JUGER TOUS LES RESPONSABLES

Amisol, Normed et Sollac, Eternit, Jussieu, Condé... les décisions de justice se sont multipliées ces derniers mois sur l’instruction du procès pénal de l’amiante. Et leurs résultats sont contrastés :
- victoire pour Amisol, dont le patron est remis en examen après un arrêt de la Cour de cassation,
- victoire mêlée d’amertume pour Eternit dont les directeurs sont remis en examen, mais dont le grand patron, décédé en juillet, échappera à la justice des hommes,
- incertitude pour Jussieu et la Normed, où les mises en examen des membres du CPA (outil de lobbying créé et manipulé par les industriels de l’amiante avec la caution des pouvoirs publics) et celles des membres de la haute administration ont été annulées par la chambre de l’instruction de la cour d’appel de Paris,
- bataille au finish pour Condé, où la la cour d’appel de renvoi, avec le soutien scandaleux du Parquet, résiste à la Cour de cassation.

La bataille pour que tous les responsables soient jugés n’est pas encore gagnée.

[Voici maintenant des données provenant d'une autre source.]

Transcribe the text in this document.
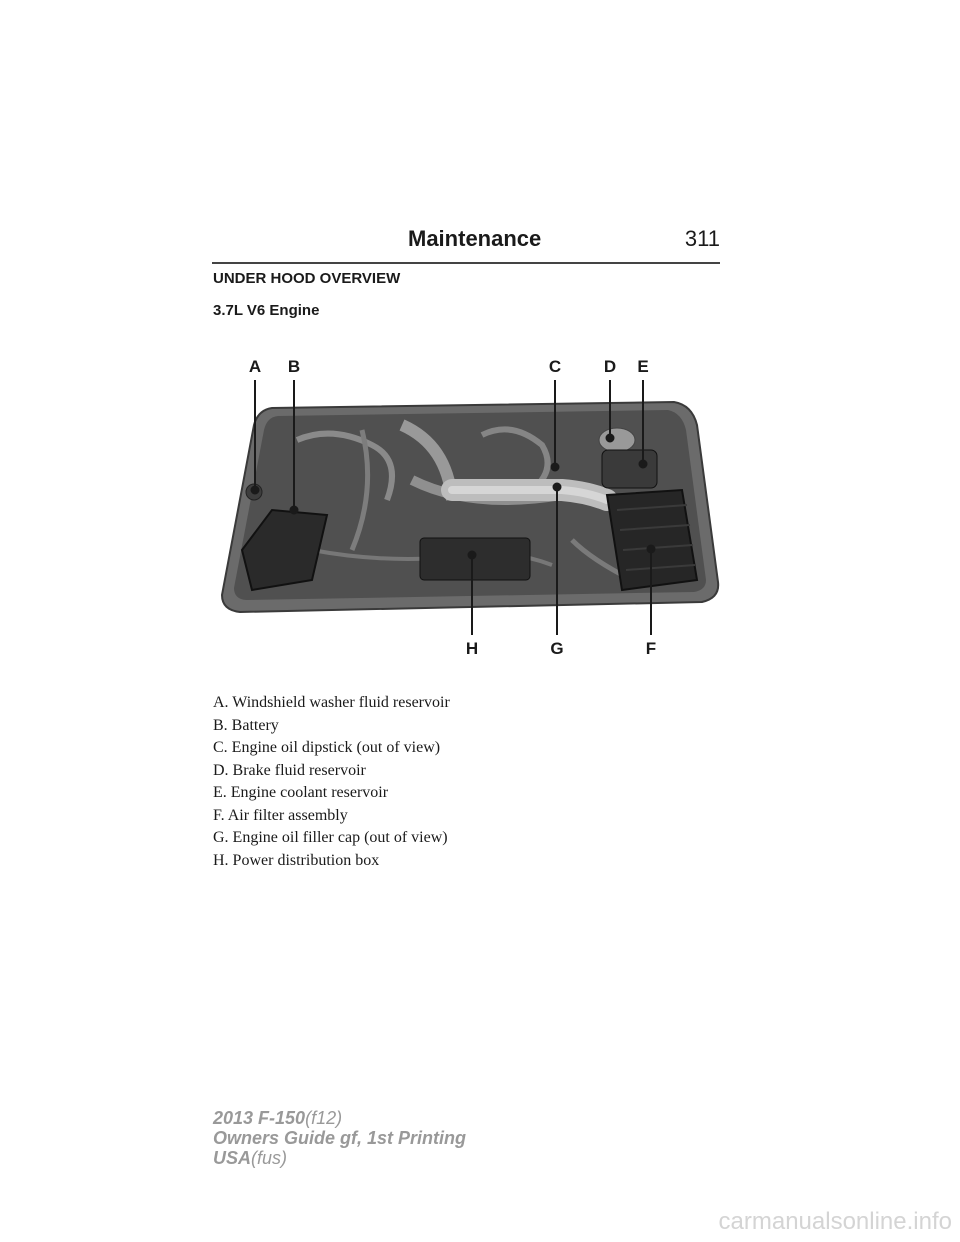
Maintenance	311
UNDER HOOD OVERVIEW
3.7L V6 Engine
A B	C	D E
H	G	F
A. Windshield washer fluid reservoir
B. Battery
C. Engine oil dipstick (out of view)
D. Brake fluid reservoir
E. Engine coolant reservoir
F. Air filter assembly
G. Engine oil filler cap (out of view)
H. Power distribution box
2013 F-150(f12)
Owners Guide gf, 1st Printing
USA(fus)
carmanualsonline.info
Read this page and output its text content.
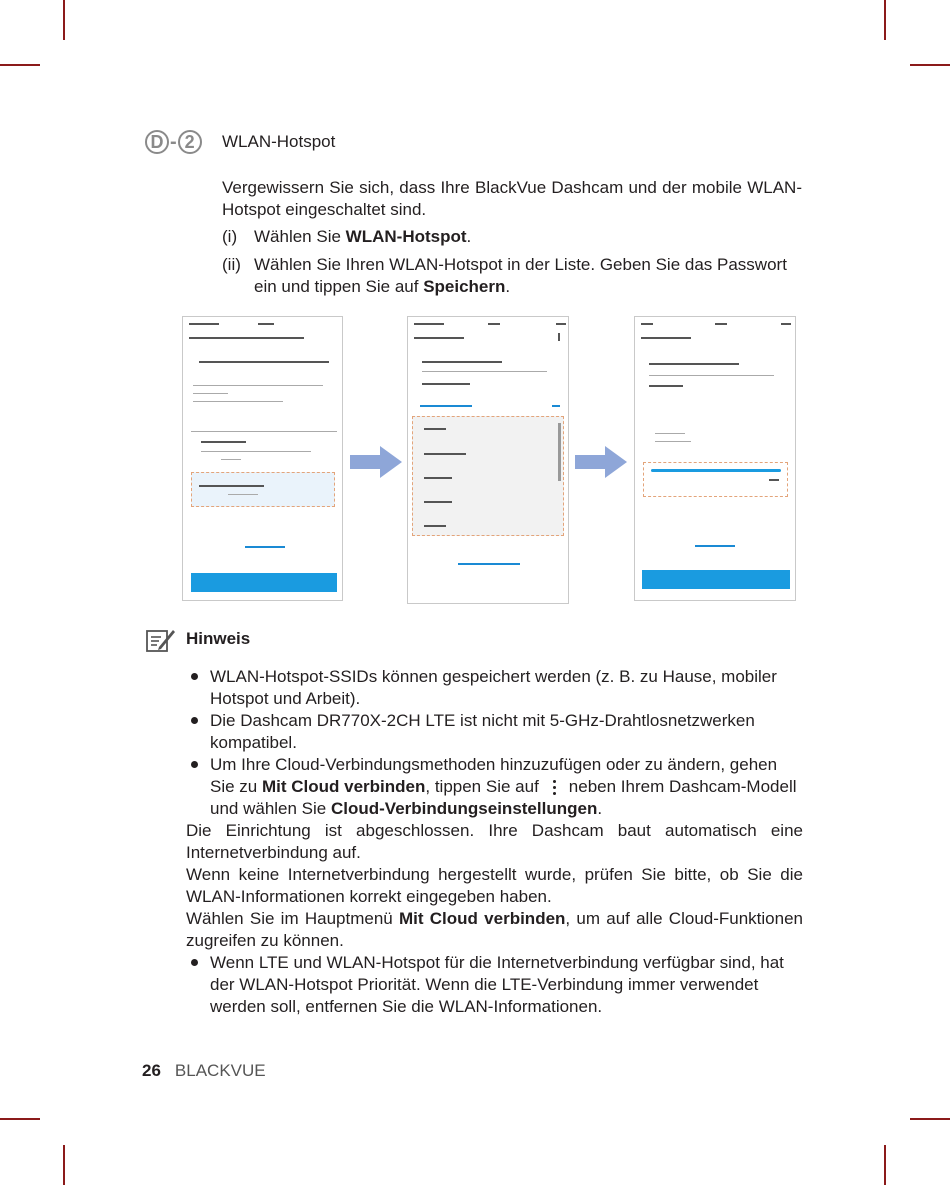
D - 2	WLAN-Hotspot
Vergewissern Sie sich, dass Ihre BlackVue Dashcam und der mobile WLAN-Hotspot eingeschaltet sind.
(i) Wählen Sie WLAN-Hotspot.
(ii) Wählen Sie Ihren WLAN-Hotspot in der Liste. Geben Sie das Passwort ein und tippen Sie auf Speichern.
Hinweis
WLAN-Hotspot-SSIDs können gespeichert werden (z. B. zu Hause, mobiler Hotspot und Arbeit).
Die Dashcam DR770X-2CH LTE ist nicht mit 5-GHz-Drahtlosnetzwerken kompatibel.
Um Ihre Cloud-Verbindungsmethoden hinzuzufügen oder zu ändern, gehen Sie zu Mit Cloud verbinden, tippen Sie auf neben Ihrem Dashcam-Modell und wählen Sie Cloud-Verbindungseinstellungen.
Die Einrichtung ist abgeschlossen. Ihre Dashcam baut automatisch eine Internetverbindung auf.
Wenn keine Internetverbindung hergestellt wurde, prüfen Sie bitte, ob Sie die WLAN-Informationen korrekt eingegeben haben.
Wählen Sie im Hauptmenü Mit Cloud verbinden, um auf alle Cloud-Funktionen zugreifen zu können.
Wenn LTE und WLAN-Hotspot für die Internetverbindung verfügbar sind, hat der WLAN-Hotspot Priorität. Wenn die LTE-Verbindung immer verwendet werden soll, entfernen Sie die WLAN-Informationen.
26 BLACKVUE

LA VICTOIRE DES VICTIMES D’AMISOL

Claude Chopin, le dernier directeur d’Amisol (Clermont-Ferrand) devra rendre des comptes à justice ! Tel est le sens de l’arrêt rendu le 24 juin par la Cour de cassation, qui vient une nouvelle fois de désavouer la chambre de l’instruction de la cour d’appel de Paris. Pionnières du combat contre l’amiante en France, les ouvrières d’Amisol demandent qu’il soit rapidement renvoyé devant un tribunal correctionnel.

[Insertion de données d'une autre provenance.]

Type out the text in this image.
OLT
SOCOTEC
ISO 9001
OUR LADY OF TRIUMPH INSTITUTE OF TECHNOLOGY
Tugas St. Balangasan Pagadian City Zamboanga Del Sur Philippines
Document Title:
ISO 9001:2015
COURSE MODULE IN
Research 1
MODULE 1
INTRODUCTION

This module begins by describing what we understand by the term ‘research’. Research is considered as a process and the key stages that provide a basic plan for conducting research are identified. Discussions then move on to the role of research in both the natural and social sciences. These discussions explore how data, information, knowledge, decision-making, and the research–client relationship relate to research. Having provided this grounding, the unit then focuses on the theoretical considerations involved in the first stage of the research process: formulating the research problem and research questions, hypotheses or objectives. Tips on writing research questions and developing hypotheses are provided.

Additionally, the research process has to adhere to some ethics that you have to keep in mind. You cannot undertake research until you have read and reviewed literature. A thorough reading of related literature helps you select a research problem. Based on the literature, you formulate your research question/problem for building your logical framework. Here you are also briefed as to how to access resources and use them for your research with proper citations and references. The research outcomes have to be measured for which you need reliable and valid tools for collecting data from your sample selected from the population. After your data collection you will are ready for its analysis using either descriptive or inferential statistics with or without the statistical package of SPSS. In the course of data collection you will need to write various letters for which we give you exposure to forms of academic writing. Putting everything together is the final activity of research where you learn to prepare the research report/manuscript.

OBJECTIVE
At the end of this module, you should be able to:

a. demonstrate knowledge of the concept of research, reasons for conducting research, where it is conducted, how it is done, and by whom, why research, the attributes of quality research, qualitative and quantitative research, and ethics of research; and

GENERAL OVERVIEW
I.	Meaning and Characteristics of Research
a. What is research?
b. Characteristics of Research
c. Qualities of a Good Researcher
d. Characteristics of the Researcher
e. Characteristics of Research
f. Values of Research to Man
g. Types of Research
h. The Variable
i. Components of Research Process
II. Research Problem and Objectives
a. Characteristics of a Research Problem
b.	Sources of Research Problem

Dans cette usine où l’amiante était chargé à la fourche, l’air des ateliers était saturé de fibres mortelles, que les ouvrières et les ouvriers respiraient jour après jour.
« Usine délabrée, cauchemardesque », « l’horreur et le retour à Zola  », disent les témoins. Les photos de l’époque – hallucinantes – le confirment. Ces conditions de travail effroyables sèment encore aujourd’hui la maladie, la souffrance et la mort parmi le personnel.

Le patron connaissait bien le danger

Fils de l’actionnaire principal, Claude Chopin avait été directeur de l’usine de juillet à décembre 1974, dans les six derniers mois précédant sa fermeture. En réclamant un non-lieu, il pensait échapper à ses responsabilités, en prétendant qu’il ignorait le danger et qu’il n’avait eu ni le temps ni les moyens financiers de protéger le personnel.

Il avait le choix d’arrêter les machines

En réalité, il connaissait depuis des années l’empoussièrement massif des ateliers. Dès sa prise de fonction il avait été confronté à une grève qui aurait dû l’alerter sur les conditions de travail. Il savait que l’inspection du travail avait mis en demeure la direction d’Amisol d’effectuer des mises en conformité ou de fermer et qu’elle avait lancé une procédure judiciaire en référé contre l’entreprise.
Il avait encore le choix d’arrêter les machines à défaut d’installer les protections nécessaire. En ne le faisant pas, il a sciemment exposé le personnel à un risque mortel.
Mais la chambre de l’instruction de la cour d’appel de Paris avait estimé qu’aucune charge ne pouvait être retenue ni contre lui ni contre quiconque et a prononcé un non-lieu le 8 février 2013.
Cet arrêt scandaleux, rendu avec le soutien du Parquet, avait provoqué l’indignation et la colère des ouvrières d’Amisol.
Elles avaient saisi la Cour de cassation qui leur a donné gain de cause le 24 juin 2014.
Les considérants de l’arrêt rendu par la Haute juridiction méritent une attention particulière.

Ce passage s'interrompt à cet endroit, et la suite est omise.